In this article, 推荐一个正规滚球网站将逐一介绍这些步骤,并共享数据团队在设置自己的事件管理策略时可以使用的相关资源.

Incident Detection

将自动数据质量监控集成到关键工作流中是事件管理流程成功的基础, and allows your team to specify who is investigating the issue and its status (i.e.,待定,调查,解决). 图片由蒙特卡罗提供.

不用说,首先,你应该, test your data 在进入生产之前. Still, 即使有最健壮的测试和检查, 在你说“坏数据管道”之前,坏数据就会从裂缝中掉出来,被推到你的电脑里.”

When data downtime strikes, the first step is incident detection. 事件可以通过检测 数据监控和警报, 哪些可以在数据管道上手动实现,哪些可以根据特定的阈值触发, or layered as part of a data observability解决方案,并根据历史数据模式和自定义规则定期自动触发.

数据监控的一个关键组成部分是 anomaly detection,或识别数据支柱何时健康的能力(i.e., volume, freshness, schema, and distribution) veer from the norm. Anomaly detection is most valuable when implemented end-to-end (across your warehouses, lakes, ETL, and BI tools) as opposed to only in a specific silo of your data ecosystem. 良好的异常检测也将调整算法 reduce white noise and false positives.
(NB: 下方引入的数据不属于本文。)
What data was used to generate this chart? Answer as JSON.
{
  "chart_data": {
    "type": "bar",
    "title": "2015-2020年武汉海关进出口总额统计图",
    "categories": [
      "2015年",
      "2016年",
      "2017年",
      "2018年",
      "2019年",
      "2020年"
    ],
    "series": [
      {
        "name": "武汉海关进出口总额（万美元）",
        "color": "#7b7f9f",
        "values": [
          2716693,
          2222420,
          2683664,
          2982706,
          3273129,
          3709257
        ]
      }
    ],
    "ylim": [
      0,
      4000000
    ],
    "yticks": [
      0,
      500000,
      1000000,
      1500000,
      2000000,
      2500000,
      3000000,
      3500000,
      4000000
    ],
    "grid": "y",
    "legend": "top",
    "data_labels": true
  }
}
Incident detection can be integrated into data engineering and analytics workflows, 确保当问题通过适当的沟通渠道出现时,所有数据涉众和最终用户都被告知(Slack, email, SMS, carrier pigeon…)

Suggested Resources: 

Response

作为一名事件指挥官, 能够专注于数据质量问题可以更容易地理解数据管道中的错误. 图片由蒙特卡罗提供.

Good incident response starts — and ends — with effective communication, and fortunately, 其中很多内容都可以提前准备好,并在时机成熟时通过PagerDuty和Slack的适当工作流自动输出. 
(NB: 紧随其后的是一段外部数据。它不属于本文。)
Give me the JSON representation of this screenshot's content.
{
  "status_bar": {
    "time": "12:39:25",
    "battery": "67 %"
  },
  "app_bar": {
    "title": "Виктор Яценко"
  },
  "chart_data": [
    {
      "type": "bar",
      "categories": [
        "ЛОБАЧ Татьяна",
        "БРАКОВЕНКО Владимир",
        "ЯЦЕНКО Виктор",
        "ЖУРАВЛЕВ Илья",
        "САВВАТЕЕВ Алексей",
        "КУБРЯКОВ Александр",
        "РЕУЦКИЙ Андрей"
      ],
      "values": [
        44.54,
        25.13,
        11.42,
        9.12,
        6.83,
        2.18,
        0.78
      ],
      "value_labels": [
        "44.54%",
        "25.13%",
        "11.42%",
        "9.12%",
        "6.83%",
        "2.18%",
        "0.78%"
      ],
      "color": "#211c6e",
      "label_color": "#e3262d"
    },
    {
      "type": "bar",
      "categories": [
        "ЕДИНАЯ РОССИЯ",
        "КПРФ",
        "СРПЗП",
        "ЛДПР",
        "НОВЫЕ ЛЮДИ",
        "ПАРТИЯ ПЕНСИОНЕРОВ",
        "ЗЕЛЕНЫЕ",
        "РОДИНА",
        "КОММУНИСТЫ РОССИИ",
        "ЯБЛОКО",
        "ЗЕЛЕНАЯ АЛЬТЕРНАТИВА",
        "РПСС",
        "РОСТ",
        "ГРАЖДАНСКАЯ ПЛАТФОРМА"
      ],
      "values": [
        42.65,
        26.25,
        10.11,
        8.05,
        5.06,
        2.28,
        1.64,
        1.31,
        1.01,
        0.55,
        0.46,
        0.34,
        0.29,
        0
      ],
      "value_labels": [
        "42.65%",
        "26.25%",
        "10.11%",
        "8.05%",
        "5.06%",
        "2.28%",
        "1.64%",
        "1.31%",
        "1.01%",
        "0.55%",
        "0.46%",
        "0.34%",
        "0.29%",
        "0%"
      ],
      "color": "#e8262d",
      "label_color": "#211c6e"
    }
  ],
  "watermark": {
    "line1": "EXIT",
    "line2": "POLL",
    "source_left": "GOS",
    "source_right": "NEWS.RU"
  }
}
数据团队应该花时间编写运行手册和剧本,通过标准的事件响应. 而运行手册则会告诉您如何使用不同的服务以及它们遇到的常见问题, playbooks provide step-by-step processes for handling incidents. 两者都将提供代码链接, documentation, and other materials that can help teams understand what to do when critical pipelines break. 

这是一本好的运行手册的重要组成部分? 在发生中断或中断时委派角色.

在传统的可靠性工程项目中, an on-call process that delegates specific roles depending on service, often segmented by hour, day, or week. 除了“事件响应器”,通常还有一个“incident commander负责分配任务和综合信息,作为响应者和其他利益相关者解决问题.

事故指挥员还负责与可能受到影响的上游和下游消费者进行沟通, i.e., those that work with the data products powered by the broken pipeline.

当数据管道中断时,端到端沿条是一种很有价值的工具,可以用来理解上下游的依赖关系,以便在坏数据影响业务之前通知相关方. 图片由蒙特卡罗提供.

With business context, 元数据是一个强大的工具 for understanding which teams are affected by a given data downtime incident; coupled with automated, end-to-end lineage, 在这些受影响的资产之间沟通上游和下游关系可以是一个轻松而快速的过程, 节省团队的手工绘图时间. 

一旦发生数据停机, it’s important to communicate its impact to upstream and downstream consumers, 处理数据的人和使用数据的人都有. 用正确的方法, much of this can be baked into automated workflows using PagerDuty, Slack, 和其他通信工具.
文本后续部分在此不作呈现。